Расчесалась перед зеркалом в тяжелой серебряной оправе. Платье полностью обнажало плечи, плотно обнимало талию, подчеркивая ее широкой баской, юбка из жесткой темно-красной материи, расшитая черными каменьями, заканчивалась в сантиметре от носочков туфелек. Туфли, тоже заботливо оставленные ар’Мхари, послужили для Юны еще одним поводом огорчиться. Темно-красная тонкая лакированная кожа, очень высокий острый каблук, никаких украшений - простота и изящество. Юна долго вертела их в руках, после чего с горестным вздохом вынуждена была признать, что неизвестный мастер ничем не уступает ей в искусности, а то и превосходит.

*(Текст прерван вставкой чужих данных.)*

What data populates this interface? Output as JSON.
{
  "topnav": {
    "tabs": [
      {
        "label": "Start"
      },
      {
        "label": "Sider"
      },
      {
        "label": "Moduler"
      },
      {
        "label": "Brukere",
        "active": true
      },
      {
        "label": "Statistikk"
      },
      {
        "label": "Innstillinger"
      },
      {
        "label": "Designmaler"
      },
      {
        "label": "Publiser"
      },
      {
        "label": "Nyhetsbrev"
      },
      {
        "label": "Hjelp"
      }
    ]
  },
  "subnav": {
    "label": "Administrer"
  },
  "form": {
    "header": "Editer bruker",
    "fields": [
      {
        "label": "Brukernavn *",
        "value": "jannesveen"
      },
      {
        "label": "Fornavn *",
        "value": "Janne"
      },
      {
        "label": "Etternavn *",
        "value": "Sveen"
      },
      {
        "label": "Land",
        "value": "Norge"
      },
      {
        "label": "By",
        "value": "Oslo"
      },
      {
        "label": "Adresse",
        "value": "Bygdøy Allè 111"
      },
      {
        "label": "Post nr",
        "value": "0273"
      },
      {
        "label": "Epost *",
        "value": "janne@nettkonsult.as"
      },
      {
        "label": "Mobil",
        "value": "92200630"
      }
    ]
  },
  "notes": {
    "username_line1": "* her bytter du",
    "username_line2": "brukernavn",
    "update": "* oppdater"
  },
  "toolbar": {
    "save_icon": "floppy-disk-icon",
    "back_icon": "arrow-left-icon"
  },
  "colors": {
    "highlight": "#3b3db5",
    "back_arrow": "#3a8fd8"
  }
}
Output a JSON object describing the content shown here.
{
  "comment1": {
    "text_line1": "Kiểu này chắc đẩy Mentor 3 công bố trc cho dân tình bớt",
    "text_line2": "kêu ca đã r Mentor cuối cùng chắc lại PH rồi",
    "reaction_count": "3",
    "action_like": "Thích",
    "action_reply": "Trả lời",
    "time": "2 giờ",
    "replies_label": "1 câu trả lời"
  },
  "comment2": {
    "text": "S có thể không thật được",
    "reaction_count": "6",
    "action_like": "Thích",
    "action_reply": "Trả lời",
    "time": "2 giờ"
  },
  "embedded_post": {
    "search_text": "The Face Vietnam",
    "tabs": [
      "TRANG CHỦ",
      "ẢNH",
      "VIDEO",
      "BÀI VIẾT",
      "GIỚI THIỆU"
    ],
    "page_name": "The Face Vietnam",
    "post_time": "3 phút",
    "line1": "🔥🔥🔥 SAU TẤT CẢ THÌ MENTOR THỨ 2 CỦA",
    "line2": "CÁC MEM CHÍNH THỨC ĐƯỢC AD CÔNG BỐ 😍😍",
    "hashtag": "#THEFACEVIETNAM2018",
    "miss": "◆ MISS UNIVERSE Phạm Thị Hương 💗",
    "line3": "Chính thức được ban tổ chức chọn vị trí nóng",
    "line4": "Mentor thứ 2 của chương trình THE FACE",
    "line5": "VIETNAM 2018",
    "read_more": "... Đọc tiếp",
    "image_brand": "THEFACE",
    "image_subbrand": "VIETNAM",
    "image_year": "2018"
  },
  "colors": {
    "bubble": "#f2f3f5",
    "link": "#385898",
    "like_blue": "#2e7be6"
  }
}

Опасаясь разгневать василиска слишком долгим отсутствием, Юна все же не удержалась повертеться перед зеркалом. Ей часто оборачивались вслед - мужчины, женщины и даже дети. Нинель называла уродкой, отец - красавицей, а губернаторша уронила как-то, жаль, мол, что на таких, как Юна, приличные мужчины не женятся, и дело тут вовсе не в ее происхождении. "Женщина не для брака" - вот как в порыве откровенности сказала губернаторша, и добавила, что, подайся Юна в артистки, цены б ей не было и отбоя от богатых покровителей, хорошо, что девушка нашла другой способ зарабатывать на жизнь... Юна не обиделась и не огорчилась — о браке она и не думала. Бывало, кто-то из встреченных молодых людей волновал ее воображение, но ни один не задел сердце, а ум и вовсе занимали другие заботы. Выжить бы после визита бабочки, а для этого стоит научиться магии... Да и вообще — мир огромен, интересен, не хотелось всю жизнь провести в их маленьком городишке, пусть даже и в «уютном семейном гнездышке». Напившись, отец часто рассказывал повзрослевшей Юне историю их с мамой знакомства — о том, как мавку, начинающую артистку, дочь знаменитой певицы, обесчестил и бросил какой-то дворянчик, а он, отец, утешил, обогрел, уговорил уйти из труппы столичного театра, приехавшей к ним на гастроли — все это с нескрываемой гордостью за свое благородство, и за то, что вот женщина, за которой ухаживали такие знатные господа, выбрала его... А Юна, слушая, глядя на его морщинистое, обрюзглое лицо, думала, что на месте матери она бы никогда не выбрала такого мужчину, как ее отец. Доброго, но слабого. Не грубого, не глупого — но и не умного, она с детства уже начала чувствовать, что в чем-то сообразительнее отца, в чем-то понимает больше... Красивого, правда, когда-то в молодости — синие глаза, льняные кудри — может, красота и покорила мать? Леший его знает, что ей довелось пережить в той труппе, но отец рассказывал, что мавку в театре ценили, отпускать не хотели, да и от матери-певицы кое-какие деньги и связи остались... Каково ей было в тесном бедном домике, где родилась Юна, в обществе ремесленников и слуг, наверняка далеких от того общества, к которому она привыкла? Отец рассказывал, что поначалу мать даже по дому ничего делать не умела, пришлось учить...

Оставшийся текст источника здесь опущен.